Friday, July 16, 2010

Why Inception Works

I don't want to say any more than I have to.

First, I'll repeat something that I've been saying since I left the theatre and something that I doubt I will ever stop saying in relation to this film: Inception is how you would properly film a Philip K. Dick story. I've heard a lot of references to Tarkovsky and Kubrick, but I can't help but shake that this world is uncannily familar to the ones dreamt up by PKD, and so "Blade Runner" becomes a better reference point1 to compare with "Inception," which exists against--no, with Nolan's past works.

I don't want to talk about characters and plot, about psychology and narrative. I'm not sure if I ever would willingly, but it is not a discussion I want to have now.

The point of this conversation is to discuss the film's conceit: that we can consciously suggest thoughts that will shape a person. It is not the mind bending dream constructing/diving, because that mechanic didn't have to be accomplished through the use of science fiction. "The Life of David Gale," "The Game2," and Leo's last film "Shutter Island" are all films that deal with how an elaborate conspiracy can be constructed to manipulate a person. "Inception" is no different: it involves the use of technology--"Inception's" vast wealth of conspiratorial funds and the power that it invokes, powerful sedatives, dream-sharing black-box technology3  and, the greatest tech of all, the years of unseen development that produced people who can successfully dream-dive, so to speak, against, generally--with the minor outlying of "The Life of David Gale," vast conspiratorial wealth and power and the brilliant knowledge that the conspirators bring to their theatre. These films all focus on a certain theatrical quality that we have in our lives: the recognition of narratives within our own lives and the relative reality of our own narrative as other people stage direct and stage tech our lives. Further, they illustrate that we exist within in a theatre whose script and stage directions we are making and following, following and making--often both at the same time. But that's only so many words on lighting rigs and fog machines, it still isn't the primal mechanism.

The heart of "Inception," and all of the films suggested as chorus to it, is that thought has a power, a vitality. We are capable of being manipulated by thoughts and that, without our knowing--or at least conscious knowing, the thoughts we take for real and for the basis of our judgments are just as fragile as anything else. It breaks down our very ability to sense, to think, to be real because these stories attempt to shine a light on the motherboard of our mind and tell us how it works and that we should be okay with our capacity to observe this far down into the House of Leaves. In a sense, the only way to reject "Inception" can not be based on saying that it was too complex, but that it wasn't complex enough to be irreducible. Perhaps the only way to fear "Inception" is if one feels that looking at one's soul turns one into a pillar of salt, as opposed to making its glorious nature shine until blindness.
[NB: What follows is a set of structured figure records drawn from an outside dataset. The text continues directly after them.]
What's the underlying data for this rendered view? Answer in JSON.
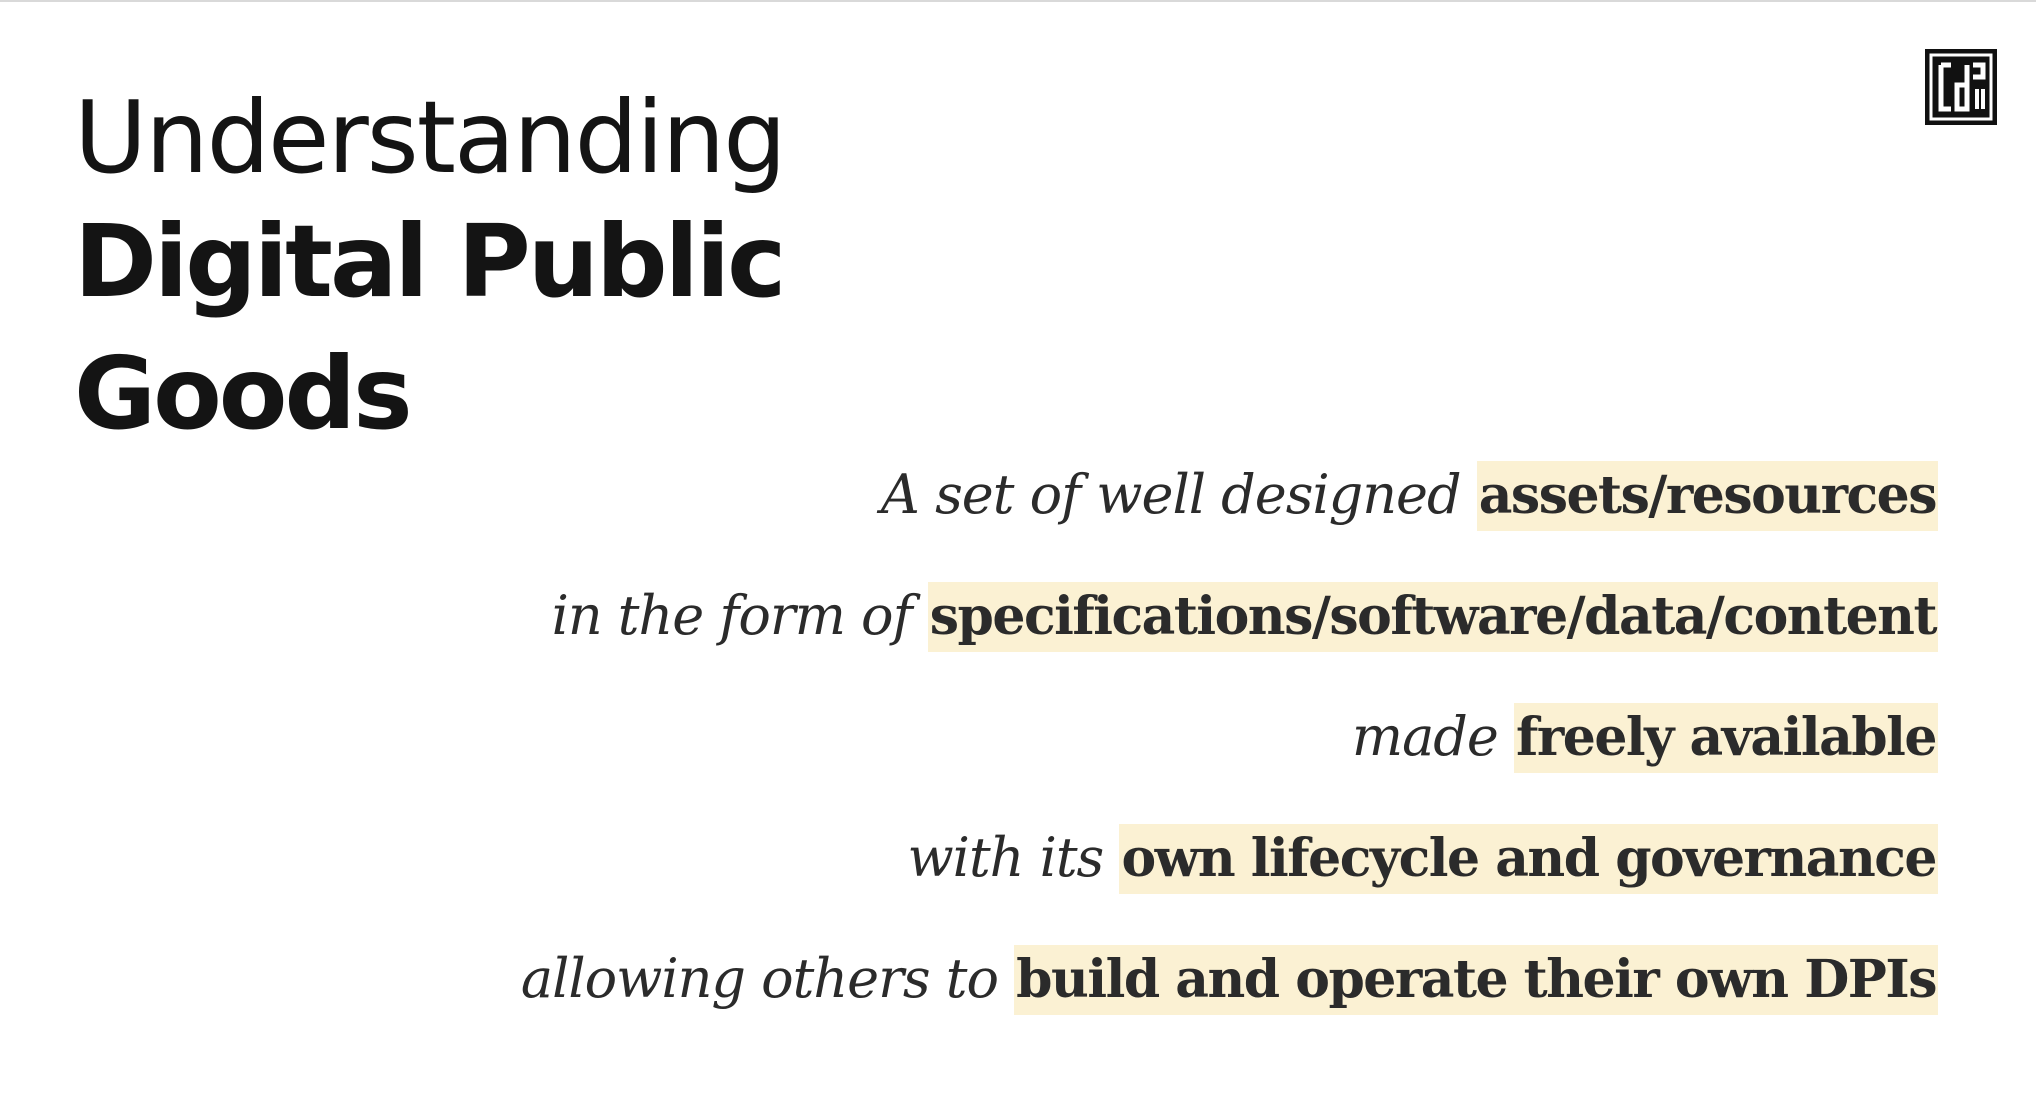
{
  "slide": {
    "title_line1": "Understanding",
    "title_line2": "Digital Public Goods",
    "logo_icon": "cdpi-logo-icon",
    "highlight_color": "#fbf1d3",
    "statements": [
      {
        "plain": "A set of well designed ",
        "highlight": "assets/resources"
      },
      {
        "plain": "in the form of ",
        "highlight": "specifications/software/data/content"
      },
      {
        "plain": "made ",
        "highlight": "freely available"
      },
      {
        "plain": "with its ",
        "highlight": "own lifecycle and governance"
      },
      {
        "plain": "allowing others to ",
        "highlight": "build and operate their own DPIs"
      }
    ]
  }
}
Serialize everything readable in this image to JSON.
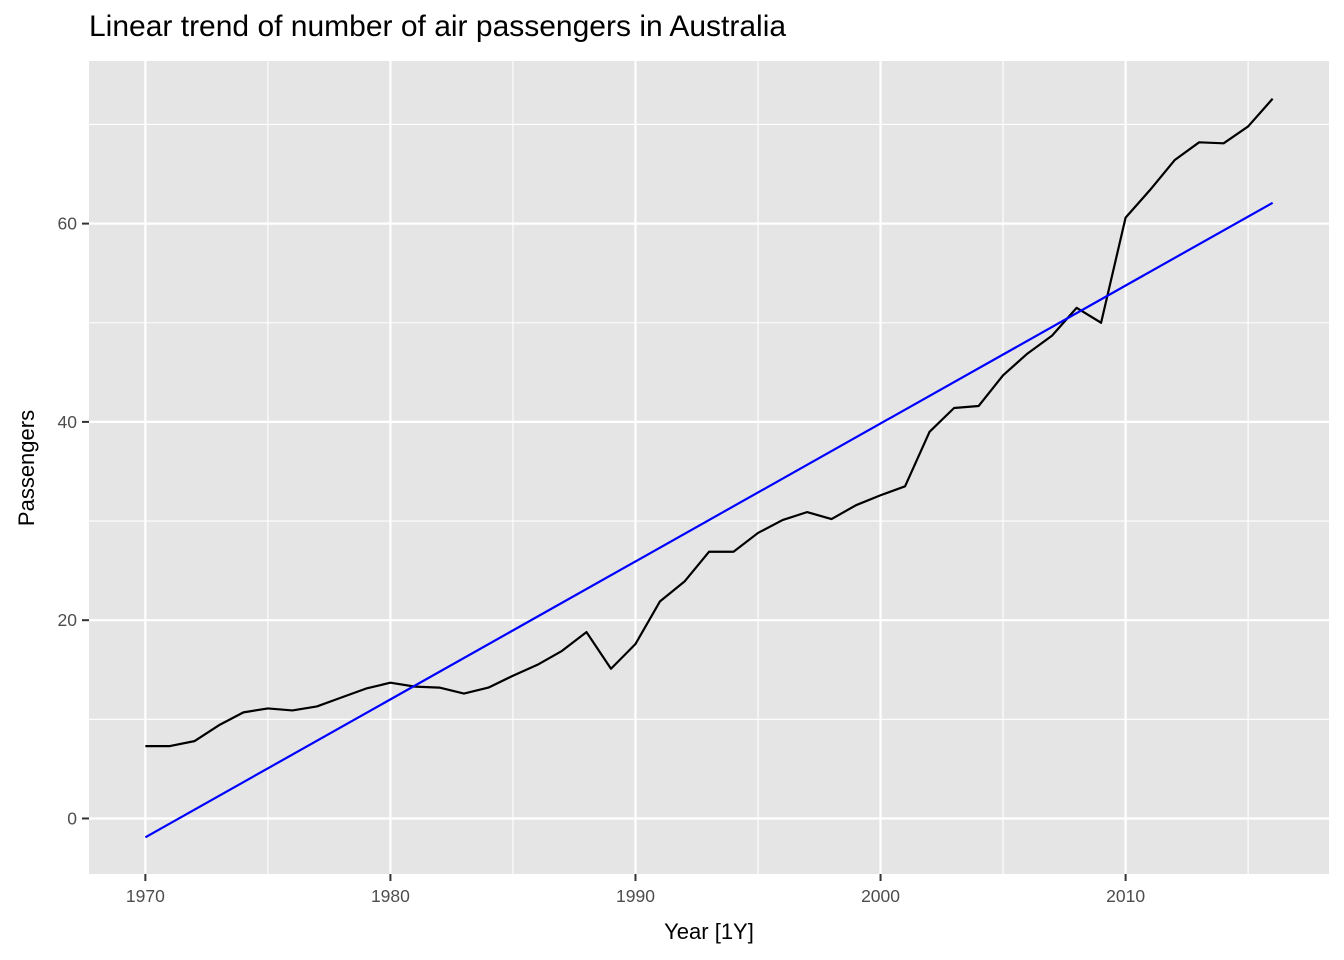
{
  "chart_data": {
    "type": "line",
    "title": "Linear trend of number of air passengers in Australia",
    "xlabel": "Year [1Y]",
    "ylabel": "Passengers",
    "xlim": [
      1967.7,
      2018.3
    ],
    "ylim": [
      -5.6,
      76.4
    ],
    "x_ticks": [
      1970,
      1980,
      1990,
      2000,
      2010
    ],
    "y_ticks": [
      0,
      20,
      40,
      60
    ],
    "grid": true,
    "legend": "none",
    "colors": {
      "panel": "#e5e5e5",
      "grid": "#ffffff",
      "passengers": "#000000",
      "trend": "#0000ff"
    },
    "series": [
      {
        "color": "#000000",
        "x": [
          1970,
          1971,
          1972,
          1973,
          1974,
          1975,
          1976,
          1977,
          1978,
          1979,
          1980,
          1981,
          1982,
          1983,
          1984,
          1985,
          1986,
          1987,
          1988,
          1989,
          1990,
          1991,
          1992,
          1993,
          1994,
          1995,
          1996,
          1997,
          1998,
          1999,
          2000,
          2001,
          2002,
          2003,
          2004,
          2005,
          2006,
          2007,
          2008,
          2009,
          2010,
          2011,
          2012,
          2013,
          2014,
          2015,
          2016
        ],
        "values": [
          7.3,
          7.3,
          7.8,
          9.4,
          10.7,
          11.1,
          10.9,
          11.3,
          12.2,
          13.1,
          13.7,
          13.3,
          13.2,
          12.6,
          13.2,
          14.4,
          15.5,
          16.9,
          18.8,
          15.1,
          17.6,
          21.9,
          23.9,
          26.9,
          26.9,
          28.8,
          30.1,
          30.9,
          30.2,
          31.6,
          32.6,
          33.5,
          39.0,
          41.4,
          41.6,
          44.7,
          46.9,
          48.7,
          51.5,
          50.0,
          60.6,
          63.4,
          66.4,
          68.2,
          68.1,
          69.8,
          72.6
        ]
      },
      {
        "color": "#0000ff",
        "x": [
          1970,
          2016
        ],
        "values": [
          -1.9,
          62.1
        ]
      }
    ]
  }
}
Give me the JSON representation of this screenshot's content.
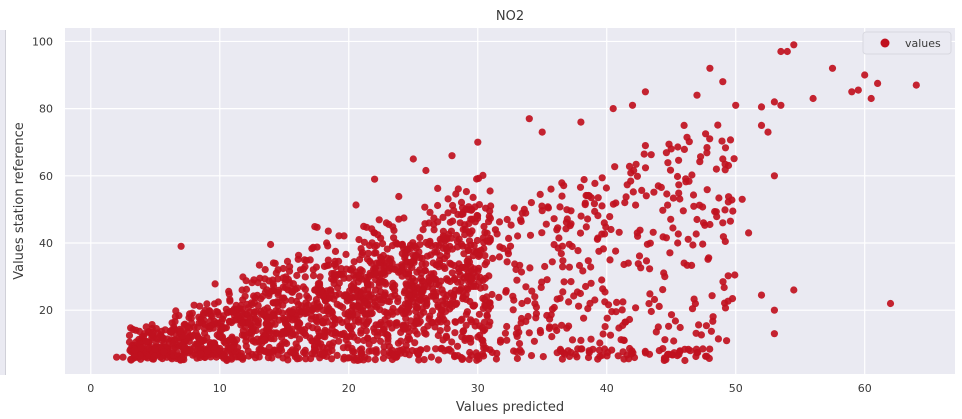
{
  "chart_data": {
    "type": "scatter",
    "title": "NO2",
    "xlabel": "Values predicted",
    "ylabel": "Values station reference",
    "xlim": [
      -2,
      67
    ],
    "ylim": [
      1,
      104
    ],
    "xticks": [
      0,
      10,
      20,
      30,
      40,
      50,
      60
    ],
    "yticks": [
      20,
      40,
      60,
      80,
      100
    ],
    "grid": true,
    "legend": {
      "entries": [
        "values"
      ],
      "placement": "top-right"
    },
    "series": [
      {
        "name": "values",
        "color": "#c0111f",
        "points": [
          [
            7,
            39
          ],
          [
            62,
            22
          ],
          [
            64,
            87
          ],
          [
            57.5,
            92
          ],
          [
            53.5,
            97
          ],
          [
            54.5,
            99
          ],
          [
            54,
            97
          ],
          [
            56,
            83
          ],
          [
            59,
            85
          ],
          [
            59.5,
            85.5
          ],
          [
            60,
            90
          ],
          [
            60.5,
            83
          ],
          [
            61,
            87.5
          ],
          [
            52,
            80.5
          ],
          [
            53,
            82
          ],
          [
            53.5,
            81
          ],
          [
            50,
            81
          ],
          [
            51,
            43
          ],
          [
            50.5,
            53
          ],
          [
            52,
            75
          ],
          [
            52.5,
            73
          ],
          [
            53,
            60
          ],
          [
            53,
            20
          ],
          [
            53,
            13
          ],
          [
            54.5,
            26
          ],
          [
            52,
            24.5
          ],
          [
            48,
            92
          ],
          [
            49,
            88
          ],
          [
            47,
            84
          ],
          [
            47,
            47
          ],
          [
            47.5,
            46
          ],
          [
            48,
            45.5
          ],
          [
            44,
            15
          ],
          [
            44.5,
            30
          ],
          [
            45.5,
            40
          ],
          [
            46,
            34
          ],
          [
            49,
            46
          ],
          [
            48.5,
            62
          ],
          [
            49,
            65
          ],
          [
            46,
            75
          ],
          [
            45,
            68
          ],
          [
            43,
            69
          ],
          [
            44,
            57
          ],
          [
            42,
            81
          ],
          [
            40.5,
            80
          ],
          [
            43,
            85
          ],
          [
            38,
            76
          ],
          [
            35,
            73
          ],
          [
            30,
            70
          ],
          [
            28,
            66
          ],
          [
            31,
            51
          ],
          [
            25,
            65
          ],
          [
            22,
            59
          ],
          [
            34,
            77
          ],
          [
            38,
            11
          ],
          [
            36,
            15
          ],
          [
            33,
            13
          ],
          [
            30,
            12
          ],
          [
            29,
            11
          ],
          [
            3,
            12.5
          ],
          [
            3,
            10.5
          ],
          [
            2,
            6
          ],
          [
            2.5,
            6
          ],
          [
            3.5,
            14
          ]
        ]
      }
    ]
  }
}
Since it is a film about reason, it must also be a film about faith, for, without even some basic belief in our own capacity for it, the film cannot work without a balance of the two. The characters name mystery, and the heralding of danger that it entails--sometimes better than others, but that doesn't mean that they can mortally wound it. Far from it. Instead, they find a way to live with it and trust in the fact that some things can be revealed. We can only know fog for the presence of light, source be damned.

"Inception" is the building of a tremendous cathedral. Meant to house mystery, the world's and ours, it shows depictions of the unknown but inevitably, through the lens of time, forges a path, just as the cathedral organizes its energies to guide patrons though mystery.

A daring person might say that this is art for art's sake.

To me, it's just fucking awesome.


1. Which makes sense if we consider the rest of Scott's works--although "Runner" came long before Scott's career showed us the ammunition of his canon.
2.Note: I lost.
3. The only device, plot and technological, in the film that doesn't totally make sense is how there can be another dream-box inside of a dream. The answer that comes to mind first is that  it extends from the capacities of the box, and second that it is from the quality of technique of the divers. However, I would like to note that it was only while writing this that I actually even considered this, while watching the film the thought never even came to my mind.